Tuesday’s announcement that Moscow and Beijing have agreed to construct a significant new pipeline to transport natural gas from Russia’s Arctic to China marks a pivotal shift in global energy dynamics. Although details of the agreement remain sparse, the trajectory is unmistakable. Since Russia’s 2022 invasion of Ukraine, the world has witnessed the emergence of a two-tier energy market. Nations willing to purchase Russian energy, despite Western sanctions, enjoy substantial discounts compared to global price benchmarks. The Power of Siberia 2 (POS2) deal underscores the persistence of this market structure, potentially forming a new “axis of energy” with significant economic benefits for buyers of Russian oil and gas.

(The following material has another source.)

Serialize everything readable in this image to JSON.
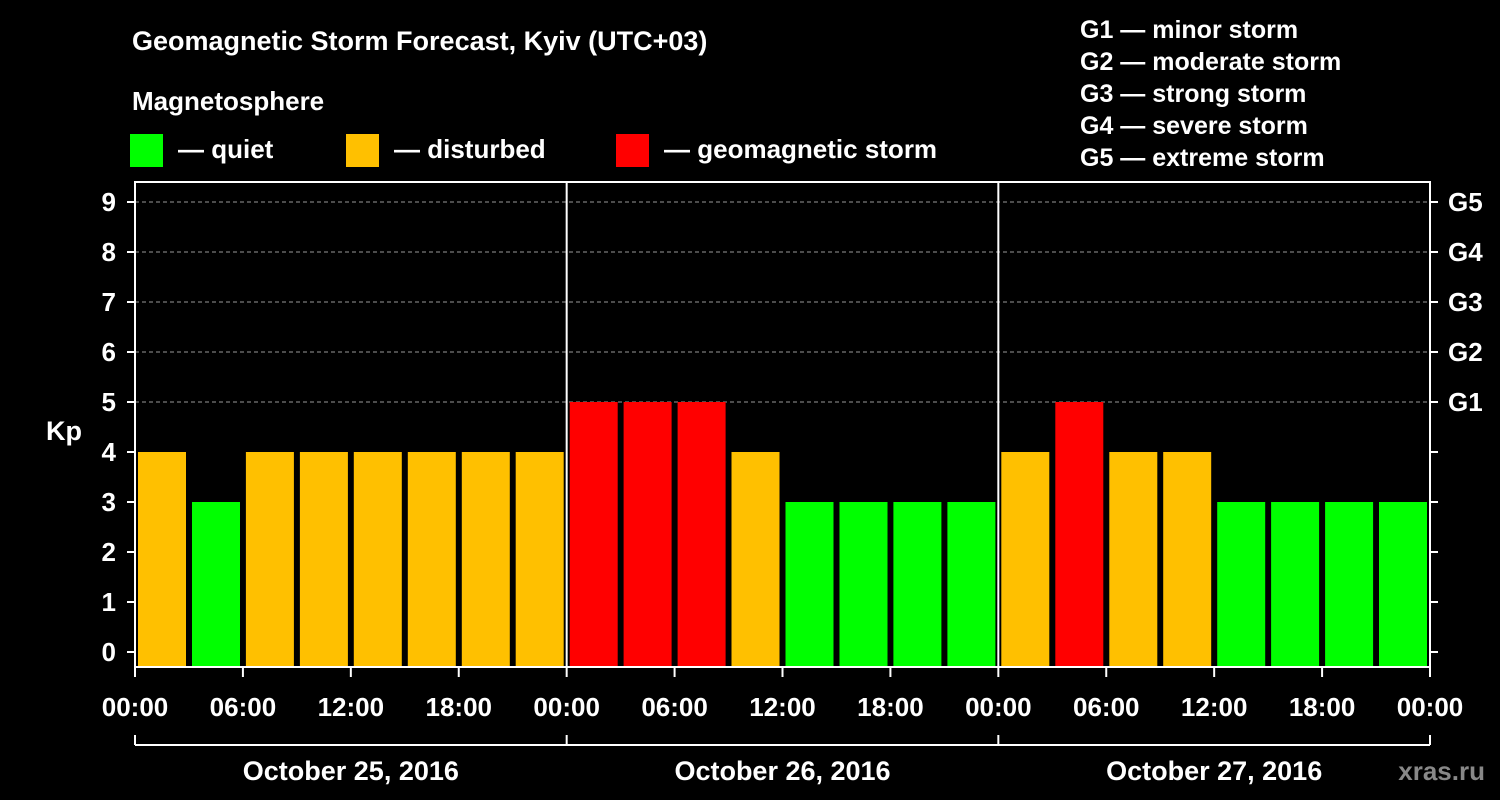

The POS2 project, which envisions a 3,000 km pipeline capable of transporting 50 billion cubic meters annually—similar to the now-defunct Nord Stream 2 pipeline—has been stalled due to disagreements over financing and contract pricing between Moscow and Beijing. However, the recent breakthrough, highlighted by a “legally binding memorandum” signed during Russian President Vladimir Putin’s visit to China, suggests these obstacles have been overcome.
The Economics Behind the Deal
President Putin’s visit to China was likely timed to coincide with this high-profile announcement, but the real catalyst appears to be an agreement on gas pricing. According to Alexei Miller, CEO of Gazprom, the price for gas delivered to China will be lower than that sold to Europe, a discount he attributes to higher transportation costs. However, this reasoning is misleading. In a seller’s market, increased transport costs typically lead to higher prices. Yet, the current market is a buyer’s market, allowing countries that defy Western sanctions against Russia to secure favorable terms.
Both China and India, major buyers of Russian energy, convened in Tianjin for the Shanghai Cooperation Organisation’s summit. While the meeting yielded little beyond the POS2 announcement, the rhetoric focused on establishing a new international order to challenge the U.S.-led system.
Energy Market Dynamics
The clearest evidence of this emerging order is visible in energy markets. Last Thursday, China received its first shipment of liquefied natural gas from Russia’s Arctic LNG 2 terminal, despite U.S. and EU sanctions on the project. Meanwhile, India has openly rejected U.S. sanctions, following the imposition of secondary tariffs as a penalty for its continued purchase of Russian crude oil. Despite these measures, which raise the U.S. tariff rate on most Indian goods to 50%, Indian officials remain steadfast, arguing that their Russian oil purchases are legal and refusing to yield to U.S. pressure.
India imports between 1.5 and 1.6 million barrels per day of Russian crude oil, second only to China, which purchases approximately 2.2 million barrels daily.
The paradoxical effect of Western sanctions is likely to increase India’s Russian oil imports. EU sanctions against Nayara Energy, a Russian-owned entity, have halted regular crude deliveries from Middle Eastern producers to India’s Gujarat oil refinery. Consequently, Nayara is expected to compensate for the shortfall by purchasing more Russian oil.
Long-term Implications
The long-term impact of U.S. secondary tariffs on India’s economy remains uncertain, as does the potential for Indian officials to reconsider their stance. However, Russia’s oil producers may bolster India’s resolve by offering larger discounts than the current $3-4 per barrel reduction. With the new $46.70 per barrel EU price cap on Russian oil shipments—32% below the current Brent market price of $68.90 per barrel—Russian sellers have ample room to offer discounts to buyers willing to accept shadow fleet cargoes while still profiting above the EU cap.
With no immediate end to the conflict in Ukraine, the dynamics observed in recent weeks—China and India defying Western pressure and continuing to purchase discounted Russian energy—are likely to intensify. Over time, this could provide a marginal economic advantage to China and India relative to Western nations, reinforcing a trend where energy-intensive industries, such as petrochemicals, migrate from Western economies to Asian ones.
“The world has a new axis of energy, and it does not revolve around Western economies.”
This shift is indicative of broader geopolitical changes, as countries like China and India leverage their energy partnerships to challenge established global power structures. As the situation evolves, the implications for international relations and global energy markets will be profound, potentially reshaping the economic landscape for years to come.